Farid Esack, ulama-cendekiawan Islam dari Afrika Selatan, mengakui hal itu
dengan jujur dan memukau. Sebagai muslim, katanya, ia selalu mencari ilham
dan petunjuk (atau mungkin penghalalan) dari Quran selama ia mencoba
memecahkan persoalan yang dihadapinya. "Saya dapat menggunakan Islam dan
kitabnya, Quran, untuk memperkuat semua praduga saya, atau menyisih­kannya,
atau memberinya bentuk baru." Tapi ada sebuah kejadian dalam sejarah yang
memberinya kearifan.

Dalam Perang Siffin" musuh'Ali Ibn Abi Talib, kemenakan Nabi, meminta agar
pertikaian diselesaikan dengan menggunakan Quran sebagai sebuah penengah.
Dilema Ali mencerminkan apa yang dihadapi banyak orang muslim:

"Ketika Mu'awiyah mengundangku ke hadapan Quran untuk memberikan keputusan,
aku tak dapat memalingkan wajahku dari Kitab Allah itu. Tuhan telah
menyatakan bahwa'jika kalian bertikai tentang soal apa pun, rujuklah Allah
dan Rasul-Nya.' [Tapi] ini Quran, tertulis dalam garis yang lurus, dijepit
antara dua papan penjilid. Ia tak bicara dengan lidah; ia membutuhkan
penafsir, dan penafsir adalah manusia."

Dalam kata-kata Farid Esack, "penafsir ada­lah orang-orang yang datang
dengan bawaan yang tak terelakkan dari kondisi manusia." Bacaan kita atas
Quran atau warisan keagama­an kita mau tak mau ditandai oleh sifat bawaan
itu, oleh "frustrasi dan harapan" kita.

Pertanyaannya kemudian: di mana kebenar­an dan keadilan? Dalam konflik,
dalam suasana amarah, kedua pengertian itu mencerminkan impian kita tapi
juga ketidakberdayaan kita. Agama memang sering memberi kita bayangan
kepastian yang absolut tentang kebenaran dan keadilan, tapi seperti
dikatakan Farid Esack di atas, pada akhirnya ajaran membutuhkan penafsir,
dan penafsir adalah manusia. Kebenaran dan keadilan mau tak mau dirumuskan
berdasarkan "bawaan" sejarah seseorang. Tak berarti, kata Farid Esack,
sebuah "aku" tak punya keyakinan. "Tentu saja saya punya keyakinan,"
katanya. Keyakinan itu dipegangnya dengan bergelora, dan bahkan ia pernah
menderita karena itu. "Tapi, aku tak akan dapat melangkahi orang lain...
bahwa hanya keyakinanku yang penting. Sementara aku dapat dan memang
memperoleh keyakinanku dari Quran, aku tak lagi dapat mengabaikan sifat
pluralistik dunia tempat kita hidup. Aku harus mene­mukan satu ukuran untuk
menentukan apa yang betul dan tak betul, adil dan tak adil, prasangkaku dan
kecende­runganku. Aku tak dapat lagi mengimbau kepada apa yang semata-mata
hanya milik komunitasku. "

Jika kita baca risalah seperti ini, memang dunia bisa tetap beragam dan
selalu damai. Persoalannya ialah bahwa tak semua orang seperti Farid Esack.
Sesuai dengan argumen­nya, tak semua petuah agama mengungkapkan sikap
ter­buka kepada keterbatasan manusia dalam menafsir ajaran Tuhan; dengan
kata lain, tak semua seperti yang kita temui dalam ucapan'Ali Ibn Abi Talib.
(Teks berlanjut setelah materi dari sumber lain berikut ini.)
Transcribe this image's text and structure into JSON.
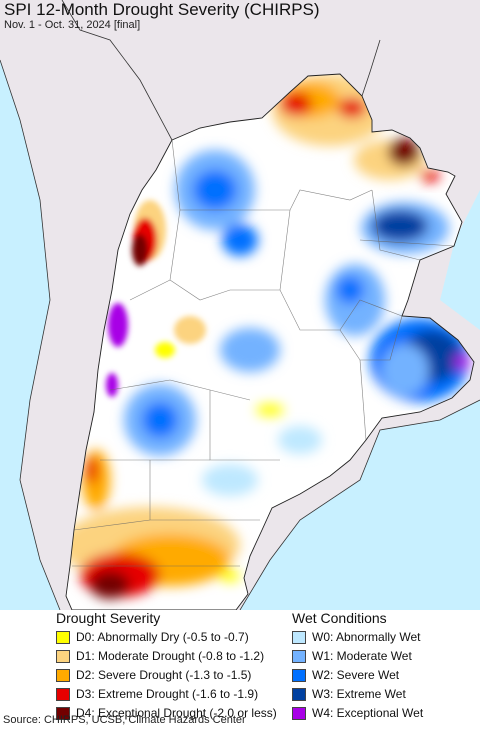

Juga tak semua kata-kata suci mengandung suara sejuk; tak jarang ada yang
bisa dengan gampang ditafsirkan se­bagai pedoman untuk menampik toleransi.
Maka agama, ketika dipakai untuk menjelaskan hal ihwal, datang kepada kita
dan membuat kita terhibur, tapi juga menjadi ganas.